In that case, with `overwrite_output`, just save everything under that name again,
or with `overwrite_output`=False, replace
``filename.ext`` with ``filename_01.ext`` (and further increasing numbers)
until we get a filename that doesn't exist yet.
safe_write : bool
If True (default), perform a "safe" overwrite of `output_filename` as described
in :meth:`save_results`.
"""
# note: this function shouldn't use logging: it's called before setup_logging()
# hence, assume that `options` is still a pure dict, not a tenpy.tools.misc.Config
output_filename = self.get_output_filename()
overwrite_output = self.options.setdefault("overwrite_output", False)
skip_if_exists = self.options.setdefault("skip_if_output_exists", False)
if output_filename is None:
self.output_filename = None
self._backup_filename = None
return
out_fn = Path(output_filename) # convert to Path
self.output_filename = out_fn
self._backup_filename = self.get_backup_filename(out_fn)
if out_fn.exists():
if skip_if_exists:
# no need to touch options: not yet converted to config
raise Skip("simulation output filename already exists", out_fn)
if not overwrite_output and not self.loaded_from_checkpoint:
# adjust output filename to avoid overwriting stuff
root, ext = os.path.splitext(out_fn)
for i in range(1, 100):
new_out_fn = Path(root + '_' + str(i) + ext)
if not new_out_fn.exists():
break
else:
raise ValueError("Refuse to make another copy.

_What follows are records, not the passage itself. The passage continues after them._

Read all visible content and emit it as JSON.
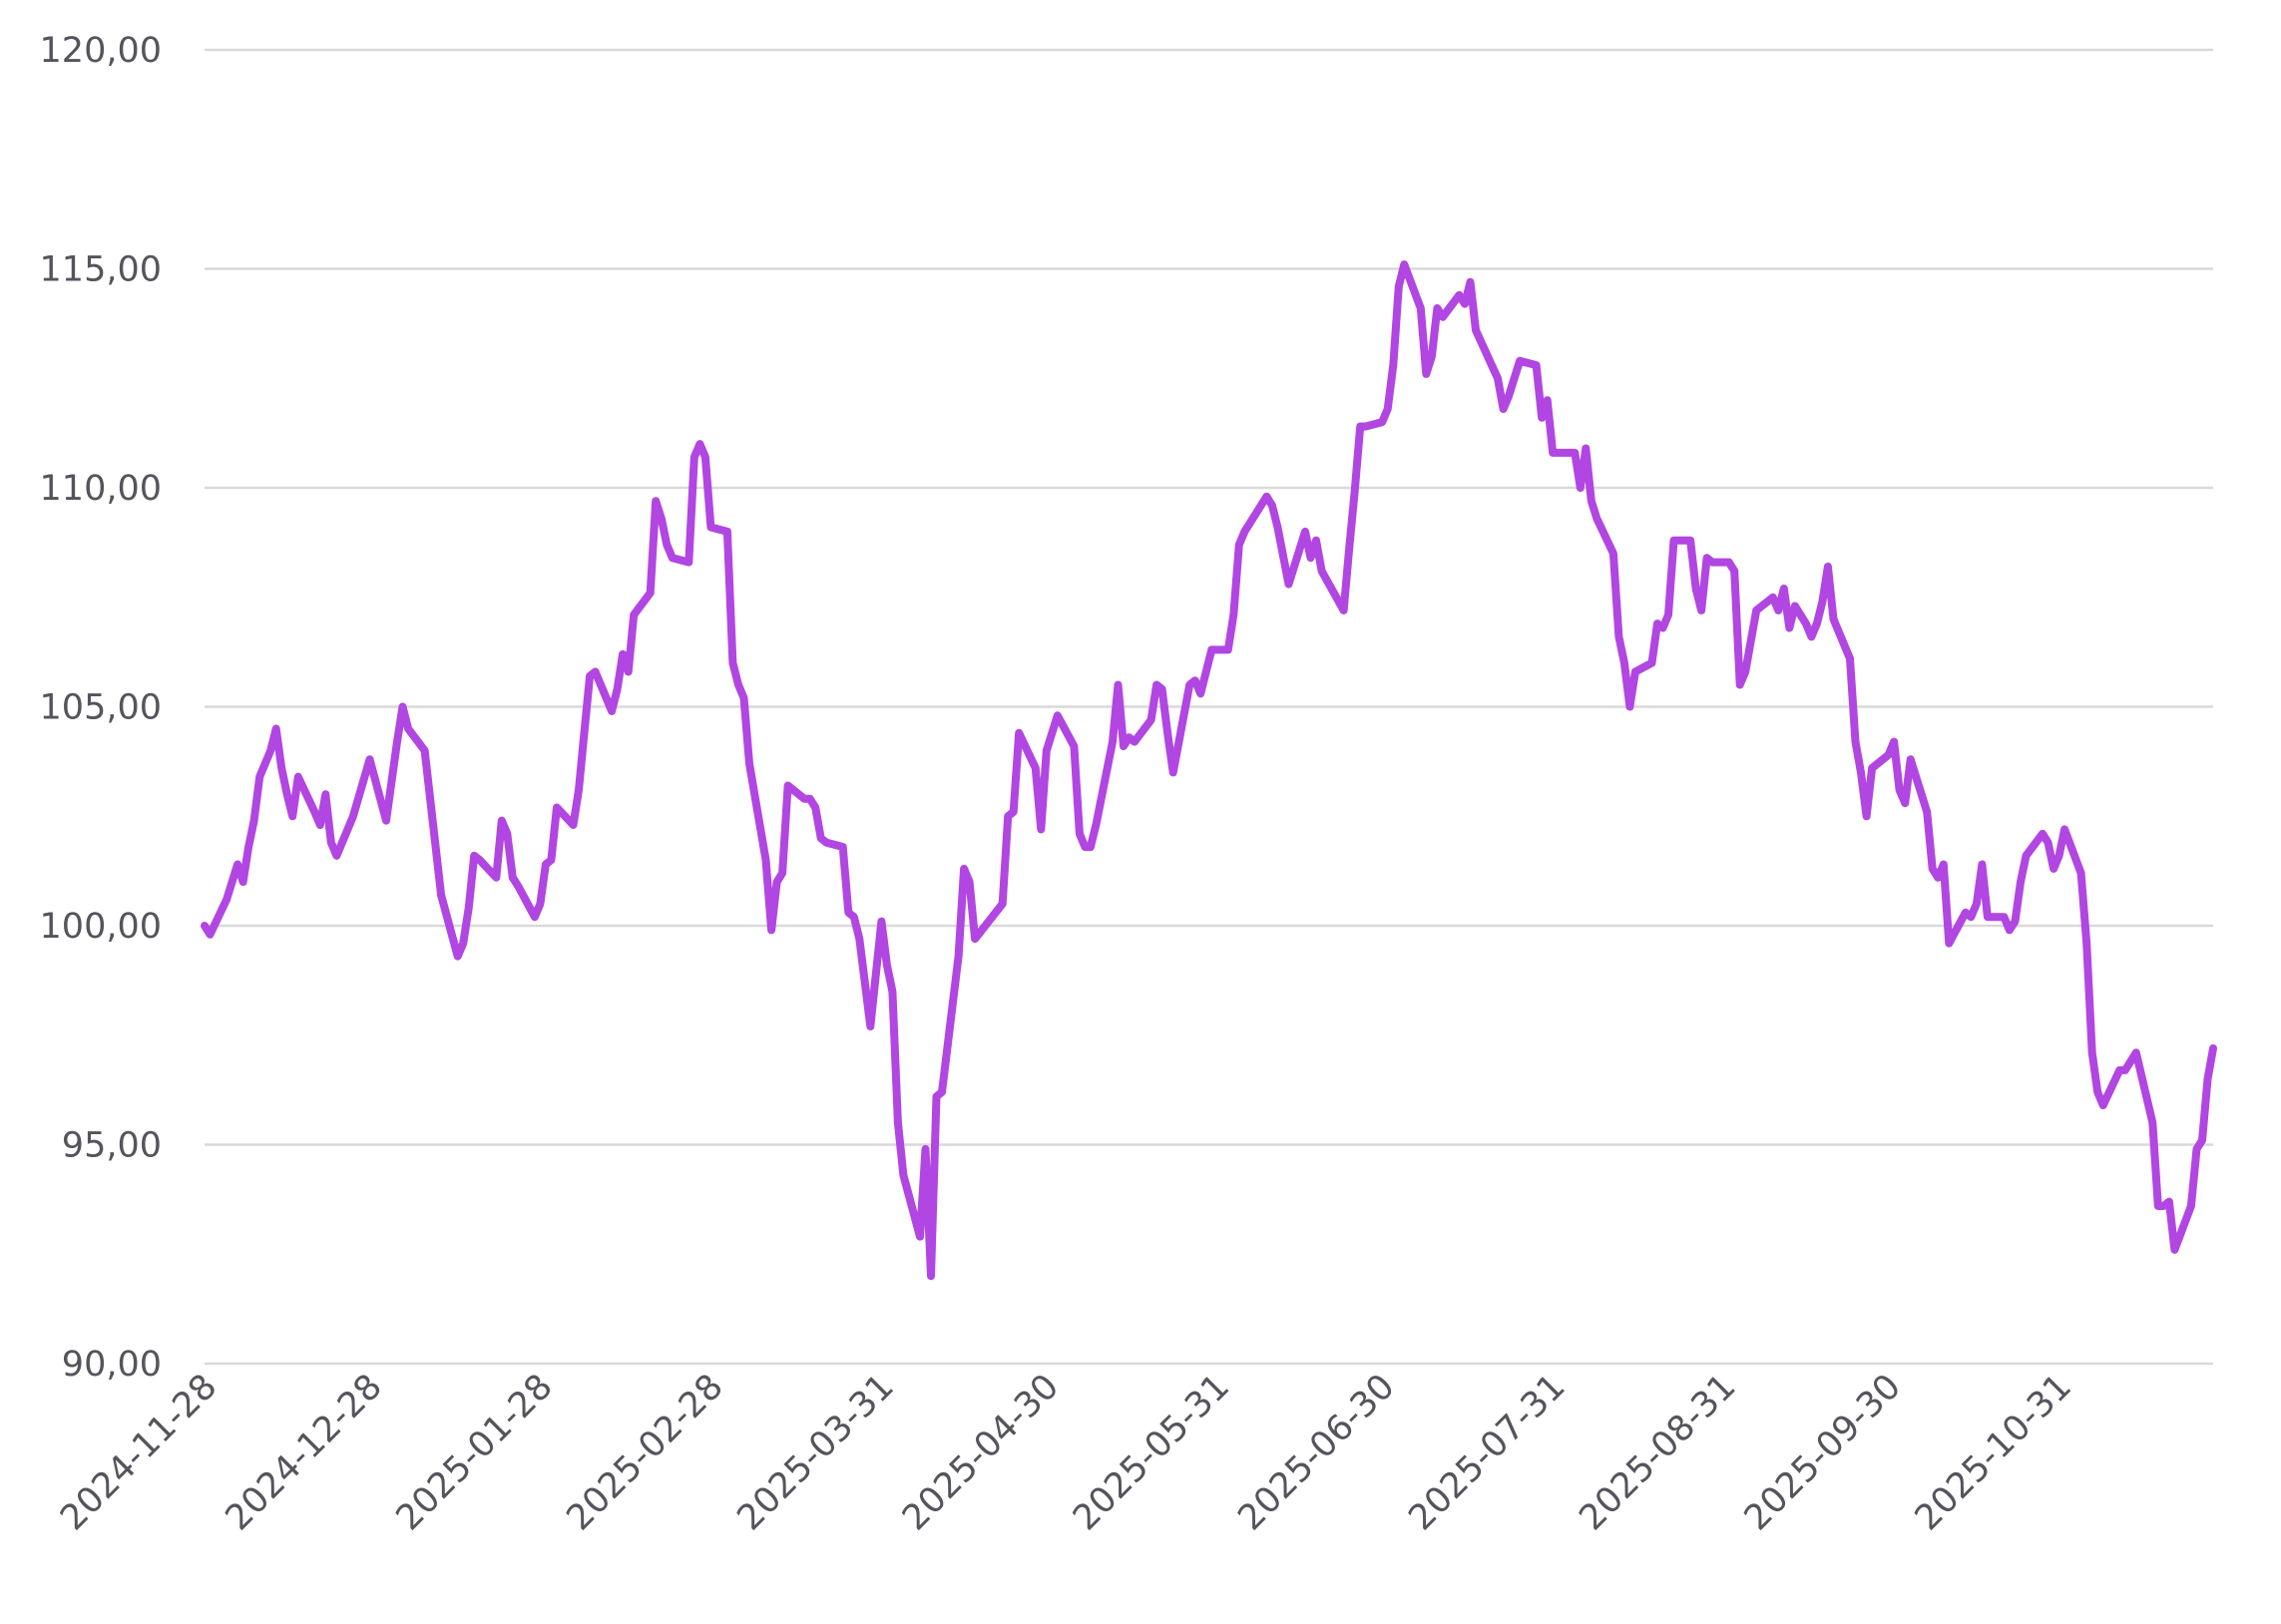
{
  "chart_data": {
    "type": "line",
    "title": "",
    "xlabel": "",
    "ylabel": "",
    "ylim": [
      90,
      120
    ],
    "y_ticks": [
      90,
      95,
      100,
      105,
      110,
      115,
      120
    ],
    "y_tick_labels": [
      "90,00",
      "95,00",
      "100,00",
      "105,00",
      "110,00",
      "115,00",
      "120,00"
    ],
    "x_range": [
      "2024-11-28",
      "2025-11-28"
    ],
    "x_ticks": [
      "2024-11-28",
      "2024-12-28",
      "2025-01-28",
      "2025-02-28",
      "2025-03-31",
      "2025-04-30",
      "2025-05-31",
      "2025-06-30",
      "2025-07-31",
      "2025-08-31",
      "2025-09-30",
      "2025-10-31"
    ],
    "grid": "horizontal",
    "legend": "none",
    "colors": {
      "series": "#b146e2",
      "grid": "#d9d9dc",
      "text": "#55535c"
    },
    "series": [
      {
        "points": [
          [
            "2024-11-28",
            100.0
          ],
          [
            "2024-11-29",
            99.8
          ],
          [
            "2024-12-02",
            100.6
          ],
          [
            "2024-12-03",
            101.0
          ],
          [
            "2024-12-04",
            101.4
          ],
          [
            "2024-12-05",
            101.0
          ],
          [
            "2024-12-06",
            101.8
          ],
          [
            "2024-12-07",
            102.4
          ],
          [
            "2024-12-08",
            103.4
          ],
          [
            "2024-12-10",
            104.0
          ],
          [
            "2024-12-11",
            104.5
          ],
          [
            "2024-12-12",
            103.6
          ],
          [
            "2024-12-13",
            103.0
          ],
          [
            "2024-12-14",
            102.5
          ],
          [
            "2024-12-15",
            103.4
          ],
          [
            "2024-12-18",
            102.6
          ],
          [
            "2024-12-19",
            102.3
          ],
          [
            "2024-12-20",
            103.0
          ],
          [
            "2024-12-21",
            101.9
          ],
          [
            "2024-12-22",
            101.6
          ],
          [
            "2024-12-25",
            102.5
          ],
          [
            "2024-12-28",
            103.8
          ],
          [
            "2024-12-31",
            102.4
          ],
          [
            "2025-01-02",
            104.2
          ],
          [
            "2025-01-03",
            105.0
          ],
          [
            "2025-01-04",
            104.5
          ],
          [
            "2025-01-07",
            104.0
          ],
          [
            "2025-01-09",
            101.8
          ],
          [
            "2025-01-10",
            100.7
          ],
          [
            "2025-01-13",
            99.3
          ],
          [
            "2025-01-14",
            99.6
          ],
          [
            "2025-01-15",
            100.4
          ],
          [
            "2025-01-16",
            101.6
          ],
          [
            "2025-01-17",
            101.5
          ],
          [
            "2025-01-20",
            101.1
          ],
          [
            "2025-01-21",
            102.4
          ],
          [
            "2025-01-22",
            102.1
          ],
          [
            "2025-01-23",
            101.1
          ],
          [
            "2025-01-24",
            100.9
          ],
          [
            "2025-01-27",
            100.2
          ],
          [
            "2025-01-28",
            100.5
          ],
          [
            "2025-01-29",
            101.4
          ],
          [
            "2025-01-30",
            101.5
          ],
          [
            "2025-01-31",
            102.7
          ],
          [
            "2025-02-03",
            102.3
          ],
          [
            "2025-02-04",
            103.1
          ],
          [
            "2025-02-05",
            104.4
          ],
          [
            "2025-02-06",
            105.7
          ],
          [
            "2025-02-07",
            105.8
          ],
          [
            "2025-02-10",
            104.9
          ],
          [
            "2025-02-11",
            105.4
          ],
          [
            "2025-02-12",
            106.2
          ],
          [
            "2025-02-13",
            105.8
          ],
          [
            "2025-02-14",
            107.1
          ],
          [
            "2025-02-17",
            107.6
          ],
          [
            "2025-02-18",
            109.7
          ],
          [
            "2025-02-19",
            109.3
          ],
          [
            "2025-02-20",
            108.7
          ],
          [
            "2025-02-21",
            108.4
          ],
          [
            "2025-02-24",
            108.3
          ],
          [
            "2025-02-25",
            110.7
          ],
          [
            "2025-02-26",
            111.0
          ],
          [
            "2025-02-27",
            110.7
          ],
          [
            "2025-02-28",
            109.1
          ],
          [
            "2025-03-03",
            109.0
          ],
          [
            "2025-03-04",
            106.0
          ],
          [
            "2025-03-05",
            105.5
          ],
          [
            "2025-03-06",
            105.2
          ],
          [
            "2025-03-07",
            103.7
          ],
          [
            "2025-03-10",
            101.5
          ],
          [
            "2025-03-11",
            99.9
          ],
          [
            "2025-03-12",
            101.0
          ],
          [
            "2025-03-13",
            101.2
          ],
          [
            "2025-03-14",
            103.2
          ],
          [
            "2025-03-17",
            102.9
          ],
          [
            "2025-03-18",
            102.9
          ],
          [
            "2025-03-19",
            102.7
          ],
          [
            "2025-03-20",
            102.0
          ],
          [
            "2025-03-21",
            101.9
          ],
          [
            "2025-03-24",
            101.8
          ],
          [
            "2025-03-25",
            100.3
          ],
          [
            "2025-03-26",
            100.2
          ],
          [
            "2025-03-27",
            99.7
          ],
          [
            "2025-03-28",
            98.7
          ],
          [
            "2025-03-29",
            97.7
          ],
          [
            "2025-03-31",
            100.1
          ],
          [
            "2025-04-01",
            99.1
          ],
          [
            "2025-04-02",
            98.5
          ],
          [
            "2025-04-03",
            95.5
          ],
          [
            "2025-04-04",
            94.3
          ],
          [
            "2025-04-07",
            92.9
          ],
          [
            "2025-04-08",
            94.9
          ],
          [
            "2025-04-09",
            92.0
          ],
          [
            "2025-04-10",
            96.1
          ],
          [
            "2025-04-11",
            96.2
          ],
          [
            "2025-04-14",
            99.3
          ],
          [
            "2025-04-15",
            101.3
          ],
          [
            "2025-04-16",
            101.0
          ],
          [
            "2025-04-17",
            99.7
          ],
          [
            "2025-04-22",
            100.5
          ],
          [
            "2025-04-23",
            102.5
          ],
          [
            "2025-04-24",
            102.6
          ],
          [
            "2025-04-25",
            104.4
          ],
          [
            "2025-04-28",
            103.6
          ],
          [
            "2025-04-29",
            102.2
          ],
          [
            "2025-04-30",
            104.0
          ],
          [
            "2025-05-02",
            104.8
          ],
          [
            "2025-05-05",
            104.1
          ],
          [
            "2025-05-06",
            102.1
          ],
          [
            "2025-05-07",
            101.8
          ],
          [
            "2025-05-08",
            101.8
          ],
          [
            "2025-05-09",
            102.3
          ],
          [
            "2025-05-12",
            104.2
          ],
          [
            "2025-05-13",
            105.5
          ],
          [
            "2025-05-14",
            104.1
          ],
          [
            "2025-05-15",
            104.3
          ],
          [
            "2025-05-16",
            104.2
          ],
          [
            "2025-05-19",
            104.7
          ],
          [
            "2025-05-20",
            105.5
          ],
          [
            "2025-05-21",
            105.4
          ],
          [
            "2025-05-22",
            104.4
          ],
          [
            "2025-05-23",
            103.5
          ],
          [
            "2025-05-26",
            105.5
          ],
          [
            "2025-05-27",
            105.6
          ],
          [
            "2025-05-28",
            105.3
          ],
          [
            "2025-05-30",
            106.3
          ],
          [
            "2025-06-02",
            106.3
          ],
          [
            "2025-06-03",
            107.1
          ],
          [
            "2025-06-04",
            108.7
          ],
          [
            "2025-06-05",
            109.0
          ],
          [
            "2025-06-09",
            109.8
          ],
          [
            "2025-06-10",
            109.6
          ],
          [
            "2025-06-11",
            109.1
          ],
          [
            "2025-06-13",
            107.8
          ],
          [
            "2025-06-16",
            109.0
          ],
          [
            "2025-06-17",
            108.4
          ],
          [
            "2025-06-18",
            108.8
          ],
          [
            "2025-06-19",
            108.1
          ],
          [
            "2025-06-23",
            107.2
          ],
          [
            "2025-06-24",
            108.6
          ],
          [
            "2025-06-25",
            109.9
          ],
          [
            "2025-06-26",
            111.4
          ],
          [
            "2025-06-27",
            111.4
          ],
          [
            "2025-06-30",
            111.5
          ],
          [
            "2025-07-01",
            111.8
          ],
          [
            "2025-07-02",
            112.8
          ],
          [
            "2025-07-03",
            114.6
          ],
          [
            "2025-07-04",
            115.1
          ],
          [
            "2025-07-07",
            114.1
          ],
          [
            "2025-07-08",
            112.6
          ],
          [
            "2025-07-09",
            113.0
          ],
          [
            "2025-07-10",
            114.1
          ],
          [
            "2025-07-11",
            113.9
          ],
          [
            "2025-07-14",
            114.4
          ],
          [
            "2025-07-15",
            114.2
          ],
          [
            "2025-07-16",
            114.7
          ],
          [
            "2025-07-17",
            113.6
          ],
          [
            "2025-07-21",
            112.5
          ],
          [
            "2025-07-22",
            111.8
          ],
          [
            "2025-07-23",
            112.1
          ],
          [
            "2025-07-25",
            112.9
          ],
          [
            "2025-07-28",
            112.8
          ],
          [
            "2025-07-29",
            111.6
          ],
          [
            "2025-07-30",
            112.0
          ],
          [
            "2025-07-31",
            110.8
          ],
          [
            "2025-08-01",
            110.8
          ],
          [
            "2025-08-04",
            110.8
          ],
          [
            "2025-08-05",
            110.0
          ],
          [
            "2025-08-06",
            110.9
          ],
          [
            "2025-08-07",
            109.7
          ],
          [
            "2025-08-08",
            109.3
          ],
          [
            "2025-08-11",
            108.5
          ],
          [
            "2025-08-12",
            106.6
          ],
          [
            "2025-08-13",
            106.0
          ],
          [
            "2025-08-14",
            105.0
          ],
          [
            "2025-08-15",
            105.8
          ],
          [
            "2025-08-18",
            106.0
          ],
          [
            "2025-08-19",
            106.9
          ],
          [
            "2025-08-20",
            106.8
          ],
          [
            "2025-08-21",
            107.1
          ],
          [
            "2025-08-22",
            108.8
          ],
          [
            "2025-08-25",
            108.8
          ],
          [
            "2025-08-26",
            107.7
          ],
          [
            "2025-08-27",
            107.2
          ],
          [
            "2025-08-28",
            108.4
          ],
          [
            "2025-08-29",
            108.3
          ],
          [
            "2025-09-01",
            108.3
          ],
          [
            "2025-09-02",
            108.1
          ],
          [
            "2025-09-03",
            105.5
          ],
          [
            "2025-09-04",
            105.8
          ],
          [
            "2025-09-05",
            106.5
          ],
          [
            "2025-09-06",
            107.2
          ],
          [
            "2025-09-08",
            107.4
          ],
          [
            "2025-09-09",
            107.5
          ],
          [
            "2025-09-10",
            107.2
          ],
          [
            "2025-09-11",
            107.7
          ],
          [
            "2025-09-12",
            106.8
          ],
          [
            "2025-09-13",
            107.3
          ],
          [
            "2025-09-15",
            106.9
          ],
          [
            "2025-09-16",
            106.6
          ],
          [
            "2025-09-17",
            106.9
          ],
          [
            "2025-09-18",
            107.4
          ],
          [
            "2025-09-19",
            108.2
          ],
          [
            "2025-09-20",
            107.0
          ],
          [
            "2025-09-23",
            106.1
          ],
          [
            "2025-09-24",
            104.2
          ],
          [
            "2025-09-25",
            103.5
          ],
          [
            "2025-09-26",
            102.5
          ],
          [
            "2025-09-27",
            103.6
          ],
          [
            "2025-09-30",
            103.9
          ],
          [
            "2025-10-01",
            104.2
          ],
          [
            "2025-10-02",
            103.1
          ],
          [
            "2025-10-03",
            102.8
          ],
          [
            "2025-10-04",
            103.8
          ],
          [
            "2025-10-07",
            102.6
          ],
          [
            "2025-10-08",
            101.3
          ],
          [
            "2025-10-09",
            101.1
          ],
          [
            "2025-10-10",
            101.4
          ],
          [
            "2025-10-11",
            99.6
          ],
          [
            "2025-10-14",
            100.3
          ],
          [
            "2025-10-15",
            100.2
          ],
          [
            "2025-10-16",
            100.5
          ],
          [
            "2025-10-17",
            101.4
          ],
          [
            "2025-10-18",
            100.2
          ],
          [
            "2025-10-21",
            100.2
          ],
          [
            "2025-10-22",
            99.9
          ],
          [
            "2025-10-23",
            100.1
          ],
          [
            "2025-10-24",
            101.0
          ],
          [
            "2025-10-25",
            101.6
          ],
          [
            "2025-10-28",
            102.1
          ],
          [
            "2025-10-29",
            101.9
          ],
          [
            "2025-10-30",
            101.3
          ],
          [
            "2025-10-31",
            101.6
          ],
          [
            "2025-11-01",
            102.2
          ],
          [
            "2025-11-04",
            101.2
          ],
          [
            "2025-11-05",
            99.6
          ],
          [
            "2025-11-06",
            97.1
          ],
          [
            "2025-11-07",
            96.2
          ],
          [
            "2025-11-08",
            95.9
          ],
          [
            "2025-11-11",
            96.7
          ],
          [
            "2025-11-12",
            96.7
          ],
          [
            "2025-11-13",
            96.9
          ],
          [
            "2025-11-14",
            97.1
          ],
          [
            "2025-11-17",
            95.5
          ],
          [
            "2025-11-18",
            93.6
          ],
          [
            "2025-11-19",
            93.6
          ],
          [
            "2025-11-20",
            93.7
          ],
          [
            "2025-11-21",
            92.6
          ],
          [
            "2025-11-24",
            93.6
          ],
          [
            "2025-11-25",
            94.9
          ],
          [
            "2025-11-26",
            95.1
          ],
          [
            "2025-11-27",
            96.5
          ],
          [
            "2025-11-28",
            97.2
          ]
        ]
      }
    ]
  }
}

CLEAN UP!")
warnings.warn(f"changed output filename to {new_out_fn!s}")
self.output_filename = out_fn = new_out_fn
self._backup_filename = self.get_backup_filename(out_fn)
# else: overwrite stuff in `save_results`
if overwrite_output and not self.loaded_from_checkpoint:
# move logfile to *.backup.log
log_fn = out_fn.with_suffix('.log')
backup_log_fn = self.get_backup_filename(log_fn)
if log_fn.exists() and backup_log_fn is not None:
if backup_log_fn.exists():
backup_log_fn.unlink()
log_fn.rename(backup_log_fn)
if self._backup_filename is not None and not self._backup_filename.exists():
import socket
text = "simulation initialized on {host!r} at {time!s}\n"
text = text.format(host=socket.gethostname(), time=time.asctime())
with self._backup_filename.open('w') as f:
f.write(text)
def get_backup_filename(self, output_filename):
"""Extract the name used for backups of `output_filename`.
Parameters
----------
output_filename : pathlib.Path
The filename where data is saved.
Returns
-------
backup_filename : pathlib.Path
The filename where to keep a backup while writing files to avoid.
"""
# note: this function shouldn't use logging
if self.options.setdefault("safe_write", True):
return output_filename.with_suffix('.backup' + output_filename.suffix)
else:
return None
def save_results(self, results=None):
"""Save the :attr:`results` to an output file.
Performs a "safe" overwrite of :attr:`output_filename` by first moving the old file
to :attr:`_backup_filename`, then writing the new file, and finally removing the backup.